Flagstar, now owned by the New York Neighborhood Financial institution, is a Michigan-based monetary providers supplier that, earlier than its acquisition final 12 months, was one of many largest banks in america, having complete property of over $31 billion.
A knowledge breach notification despatched to impacted prospects explains that Flagstar was not directly impacted by Fiserv, a vendor it makes use of for fee processing and cell banking providers.
Fiserv was breached within the widespread CLOP MOVEit Switch knowledge theft assaults which have impacted over 64 million individuals and two thousand organizations worldwide, in keeping with a report by Emsisooft.
The attackers exploited a zero-day vulnerability within the MOVEit Switch product to entry Fiserv’s methods and, from there, stole Flagstar buyer knowledge the seller held to supply providers.
The sorts of knowledge that have been compromised are redacted within the pattern knowledge breach notification letters. Nonetheless, the entry on Maine’s knowledge breach portal lists no less than names and Social Safety Numbers (SSNs) as stolen by the risk actors.

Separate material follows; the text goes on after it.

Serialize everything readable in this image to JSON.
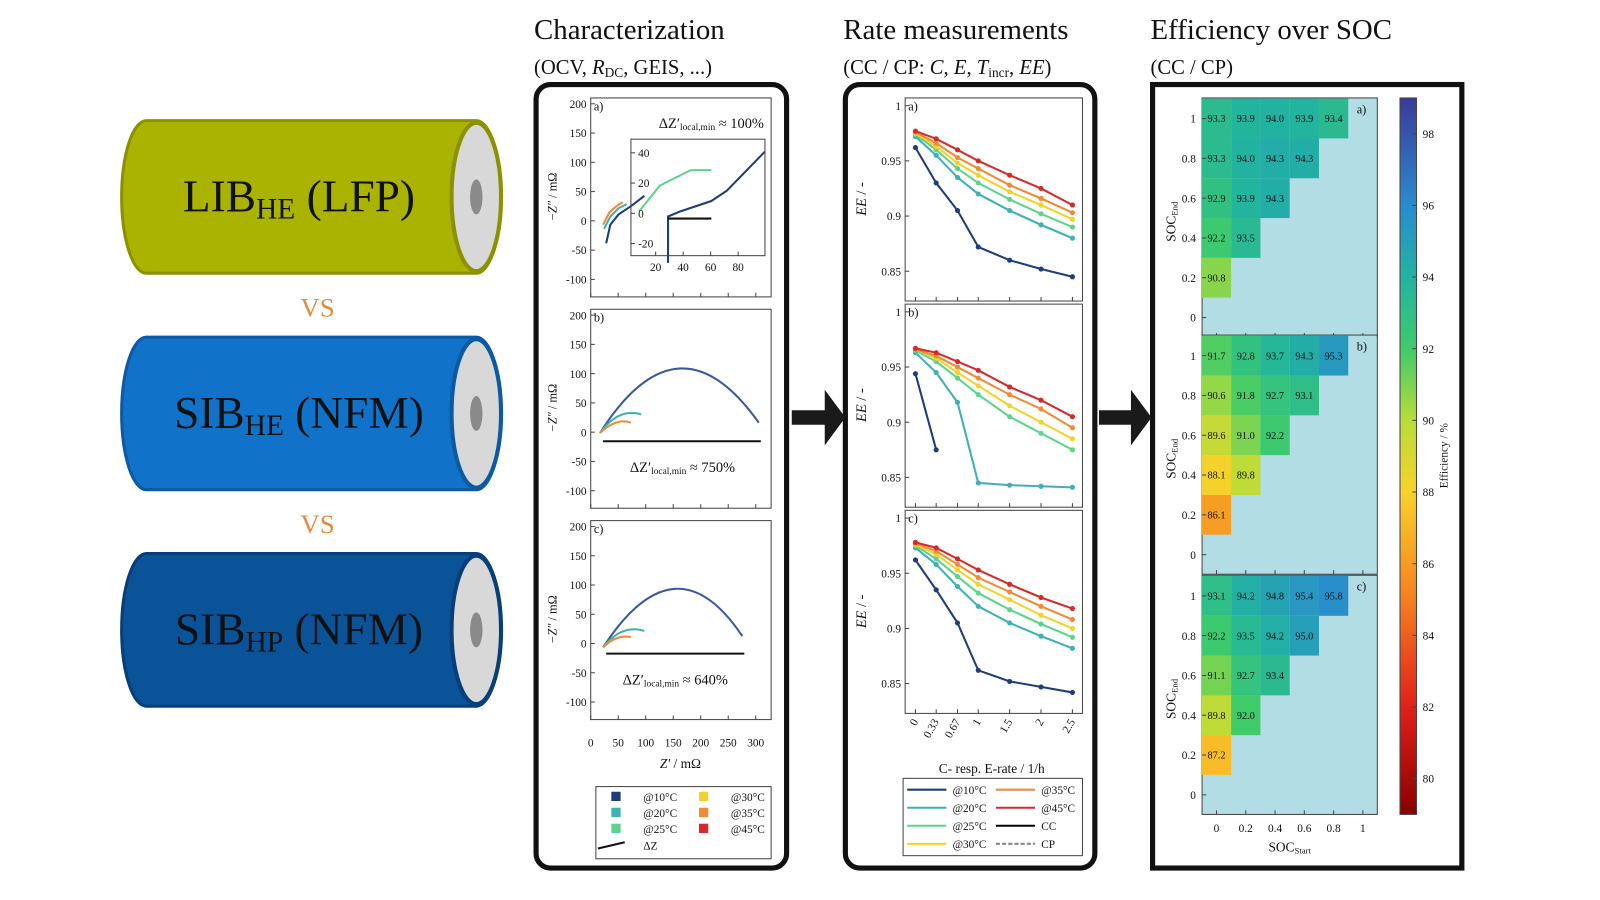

The overall variety of Flagstar Financial institution prospects impacted by this incident is 837,390 in america.
A 3rd breach in two years
This newest breach is the third for Flagstar since March 2021, when it disclosed it suffered a breach from the Clop ransomware gang, who, at the moment, hacked its Accellion file switch server in January of that 12 months.
Based mostly on the info samples posted by the ransomware gang, the hackers managed to steal buyer and worker data, together with names, addresses, cellphone numbers, tax data, and SSNs.

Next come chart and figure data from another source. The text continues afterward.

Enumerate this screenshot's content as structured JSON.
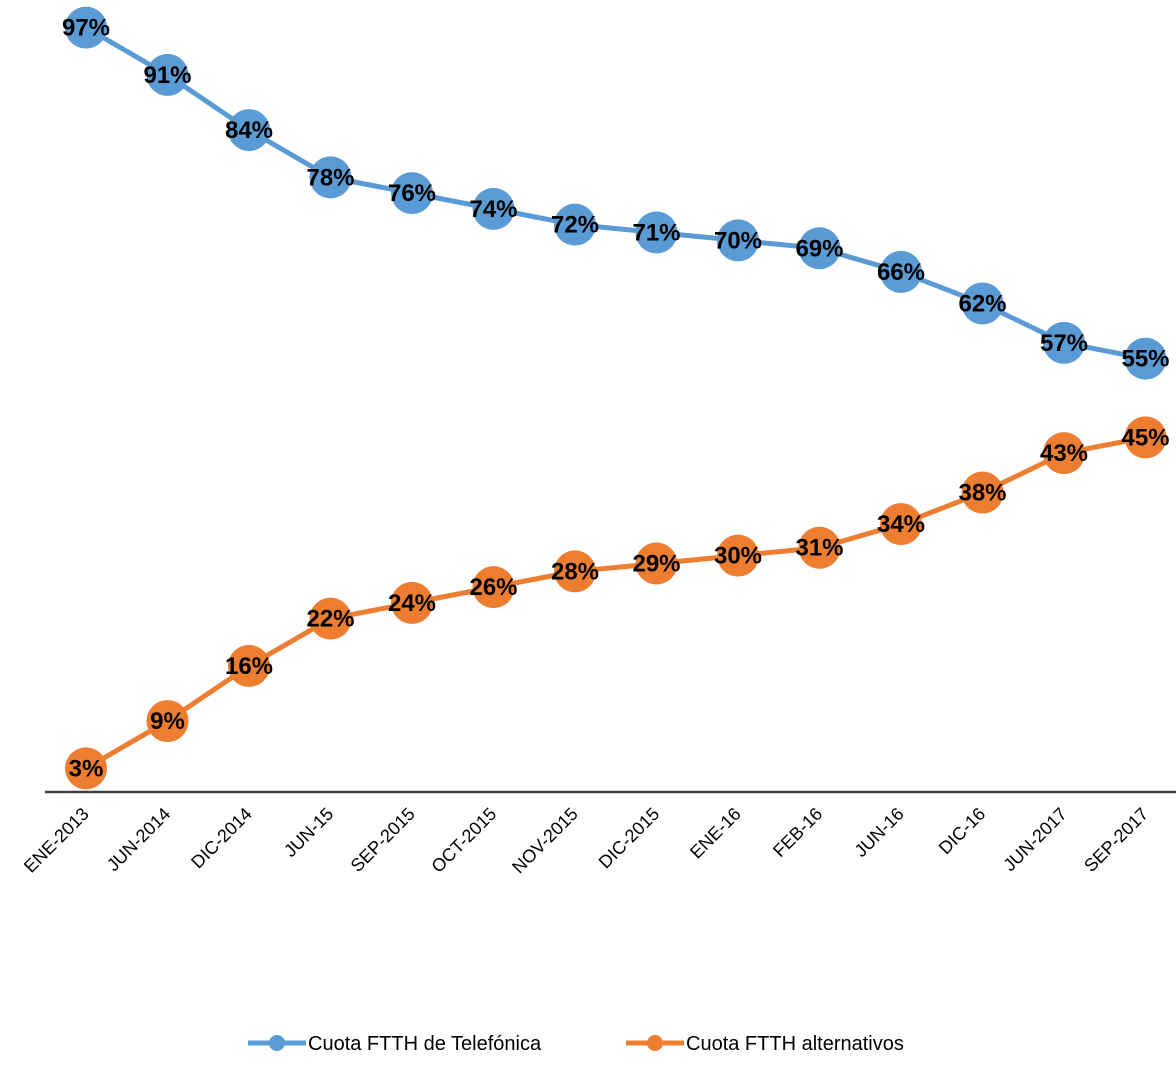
{
  "chart_data": {
    "type": "line",
    "categories": [
      "ENE-2013",
      "JUN-2014",
      "DIC-2014",
      "JUN-15",
      "SEP-2015",
      "OCT-2015",
      "NOV-2015",
      "DIC-2015",
      "ENE-16",
      "FEB-16",
      "JUN-16",
      "DIC-16",
      "JUN-2017",
      "SEP-2017"
    ],
    "series": [
      {
        "name": "Cuota FTTH de Telefónica",
        "color": "#5B9BD5",
        "values": [
          97,
          91,
          84,
          78,
          76,
          74,
          72,
          71,
          70,
          69,
          66,
          62,
          57,
          55
        ],
        "labels": [
          "97%",
          "91%",
          "84%",
          "78%",
          "76%",
          "74%",
          "72%",
          "71%",
          "70%",
          "69%",
          "66%",
          "62%",
          "57%",
          "55%"
        ]
      },
      {
        "name": "Cuota FTTH alternativos",
        "color": "#ED7D31",
        "values": [
          3,
          9,
          16,
          22,
          24,
          26,
          28,
          29,
          30,
          31,
          34,
          38,
          43,
          45
        ],
        "labels": [
          "3%",
          "9%",
          "16%",
          "22%",
          "24%",
          "26%",
          "28%",
          "29%",
          "30%",
          "31%",
          "34%",
          "38%",
          "43%",
          "45%"
        ]
      }
    ],
    "ylim": [
      0,
      100
    ],
    "grid": false,
    "legend_position": "bottom"
  }
}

In June 2022, Flagstar disclosed one other breach of its company community that impacted over 1.5 million of its prospects within the U.S.

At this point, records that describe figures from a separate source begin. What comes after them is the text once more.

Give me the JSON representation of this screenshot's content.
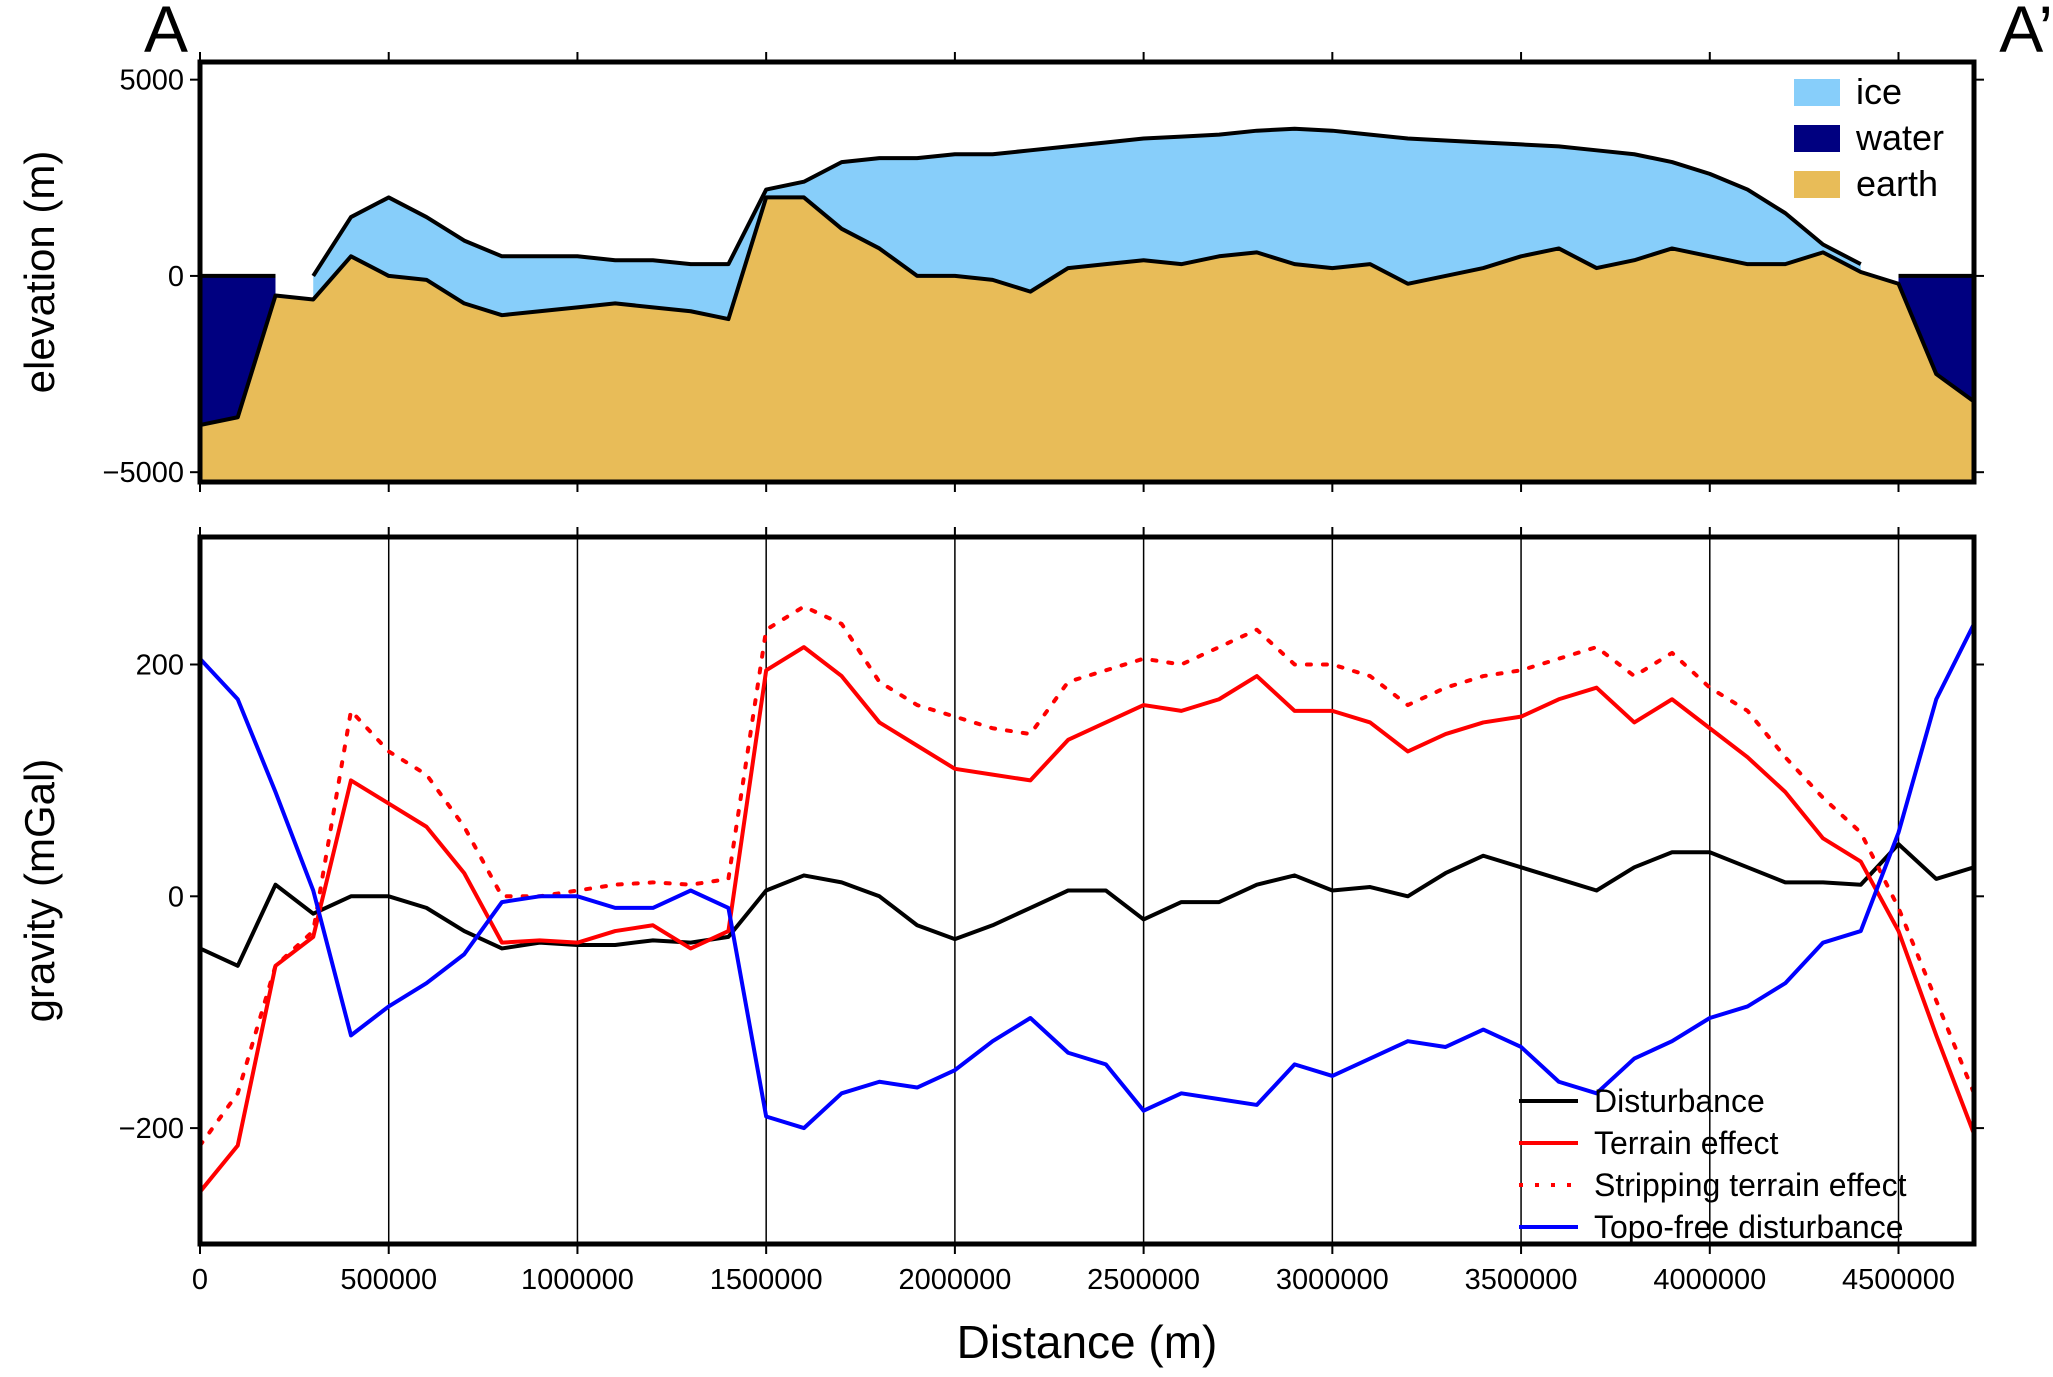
{
  "chart_data": [
    {
      "type": "area",
      "annotations": [
        "A",
        "A’"
      ],
      "ylabel": "elevation (m)",
      "x": [
        0,
        100000,
        200000,
        300000,
        400000,
        500000,
        600000,
        700000,
        800000,
        900000,
        1000000,
        1100000,
        1200000,
        1300000,
        1400000,
        1500000,
        1600000,
        1700000,
        1800000,
        1900000,
        2000000,
        2100000,
        2200000,
        2300000,
        2400000,
        2500000,
        2600000,
        2700000,
        2800000,
        2900000,
        3000000,
        3100000,
        3200000,
        3300000,
        3400000,
        3500000,
        3600000,
        3700000,
        3800000,
        3900000,
        4000000,
        4100000,
        4200000,
        4300000,
        4400000,
        4500000,
        4600000,
        4700000
      ],
      "series": [
        {
          "name": "ice",
          "color": "#87cefa",
          "values": [
            null,
            null,
            null,
            0,
            1500,
            2000,
            1500,
            900,
            500,
            500,
            500,
            400,
            400,
            300,
            300,
            2200,
            2400,
            2900,
            3000,
            3000,
            3100,
            3100,
            3200,
            3300,
            3400,
            3500,
            3550,
            3600,
            3700,
            3750,
            3700,
            3600,
            3500,
            3450,
            3400,
            3350,
            3300,
            3200,
            3100,
            2900,
            2600,
            2200,
            1600,
            800,
            300,
            null,
            null,
            null
          ]
        },
        {
          "name": "water",
          "color": "#000080",
          "values": [
            0,
            0,
            0,
            null,
            null,
            null,
            null,
            null,
            null,
            null,
            null,
            null,
            null,
            null,
            null,
            null,
            null,
            null,
            null,
            null,
            null,
            null,
            null,
            null,
            null,
            null,
            null,
            null,
            null,
            null,
            null,
            null,
            null,
            null,
            null,
            null,
            null,
            null,
            null,
            null,
            null,
            null,
            null,
            null,
            null,
            0,
            0,
            0
          ]
        },
        {
          "name": "earth",
          "color": "#e8bc58",
          "values": [
            -3800,
            -3600,
            -500,
            -600,
            500,
            0,
            -100,
            -700,
            -1000,
            -900,
            -800,
            -700,
            -800,
            -900,
            -1100,
            2000,
            2000,
            1200,
            700,
            0,
            0,
            -100,
            -400,
            200,
            300,
            400,
            300,
            500,
            600,
            300,
            200,
            300,
            -200,
            0,
            200,
            500,
            700,
            200,
            400,
            700,
            500,
            300,
            300,
            600,
            100,
            -200,
            -2500,
            -3200
          ]
        }
      ],
      "xlim": [
        0,
        4700000
      ],
      "ylim": [
        -5250,
        5450
      ],
      "yticks": [
        5000,
        0,
        {
          "value": -5000,
          "label": "−5000"
        }
      ],
      "legend": "top-right"
    },
    {
      "type": "line",
      "xlabel": "Distance (m)",
      "ylabel": "gravity (mGal)",
      "x": [
        0,
        100000,
        200000,
        300000,
        400000,
        500000,
        600000,
        700000,
        800000,
        900000,
        1000000,
        1100000,
        1200000,
        1300000,
        1400000,
        1500000,
        1600000,
        1700000,
        1800000,
        1900000,
        2000000,
        2100000,
        2200000,
        2300000,
        2400000,
        2500000,
        2600000,
        2700000,
        2800000,
        2900000,
        3000000,
        3100000,
        3200000,
        3300000,
        3400000,
        3500000,
        3600000,
        3700000,
        3800000,
        3900000,
        4000000,
        4100000,
        4200000,
        4300000,
        4400000,
        4500000,
        4600000,
        4700000
      ],
      "series": [
        {
          "name": "Disturbance",
          "color": "#000000",
          "dash": "solid",
          "values": [
            -45,
            -60,
            10,
            -15,
            0,
            0,
            -10,
            -30,
            -45,
            -40,
            -42,
            -42,
            -38,
            -40,
            -35,
            5,
            18,
            12,
            0,
            -25,
            -37,
            -25,
            -10,
            5,
            5,
            -20,
            -5,
            -5,
            10,
            18,
            5,
            8,
            0,
            20,
            35,
            25,
            15,
            5,
            25,
            38,
            38,
            25,
            12,
            12,
            10,
            45,
            15,
            25
          ]
        },
        {
          "name": "Terrain effect",
          "color": "#ff0000",
          "dash": "solid",
          "values": [
            -255,
            -215,
            -60,
            -35,
            100,
            80,
            60,
            20,
            -40,
            -38,
            -40,
            -30,
            -25,
            -45,
            -30,
            195,
            215,
            190,
            150,
            130,
            110,
            105,
            100,
            135,
            150,
            165,
            160,
            170,
            190,
            160,
            160,
            150,
            125,
            140,
            150,
            155,
            170,
            180,
            150,
            170,
            145,
            120,
            90,
            50,
            30,
            -30,
            -120,
            -205
          ]
        },
        {
          "name": "Stripping terrain effect",
          "color": "#ff0000",
          "dash": "dotted",
          "values": [
            -215,
            -170,
            -60,
            -30,
            160,
            125,
            105,
            60,
            0,
            0,
            5,
            10,
            12,
            10,
            15,
            230,
            250,
            235,
            185,
            165,
            155,
            145,
            140,
            185,
            195,
            205,
            200,
            215,
            230,
            200,
            200,
            190,
            165,
            180,
            190,
            195,
            205,
            215,
            190,
            210,
            180,
            160,
            120,
            85,
            55,
            -10,
            -90,
            -170
          ]
        },
        {
          "name": "Topo-free disturbance",
          "color": "#0000ff",
          "dash": "solid",
          "values": [
            205,
            170,
            90,
            5,
            -120,
            -95,
            -75,
            -50,
            -5,
            0,
            0,
            -10,
            -10,
            5,
            -10,
            -190,
            -200,
            -170,
            -160,
            -165,
            -150,
            -125,
            -105,
            -135,
            -145,
            -185,
            -170,
            -175,
            -180,
            -145,
            -155,
            -140,
            -125,
            -130,
            -115,
            -130,
            -160,
            -170,
            -140,
            -125,
            -105,
            -95,
            -75,
            -40,
            -30,
            55,
            170,
            235
          ]
        }
      ],
      "xlim": [
        0,
        4700000
      ],
      "xticks": [
        0,
        500000,
        1000000,
        1500000,
        2000000,
        2500000,
        3000000,
        3500000,
        4000000,
        4500000
      ],
      "ylim": [
        -300,
        310
      ],
      "yticks": [
        200,
        0,
        {
          "value": -200,
          "label": "−200"
        }
      ],
      "grid": "x",
      "legend": "bottom-right"
    }
  ]
}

The info compromised in that incident contains no less than names and Social Safety Numbers. On the time, the corporate opted once more to censor the related part on the revealed notification samples.
What’s extra worrying is that Fiserv affords providers to a whole lot of banks, which it has not directly uncovered up to now because of different safety lapses.
BleepingComputer has contacted Fiserv to ask if the MOVEit breach impacts extra monetary establishments and their prospects, and we’ll replace this publish as quickly as we obtain a response.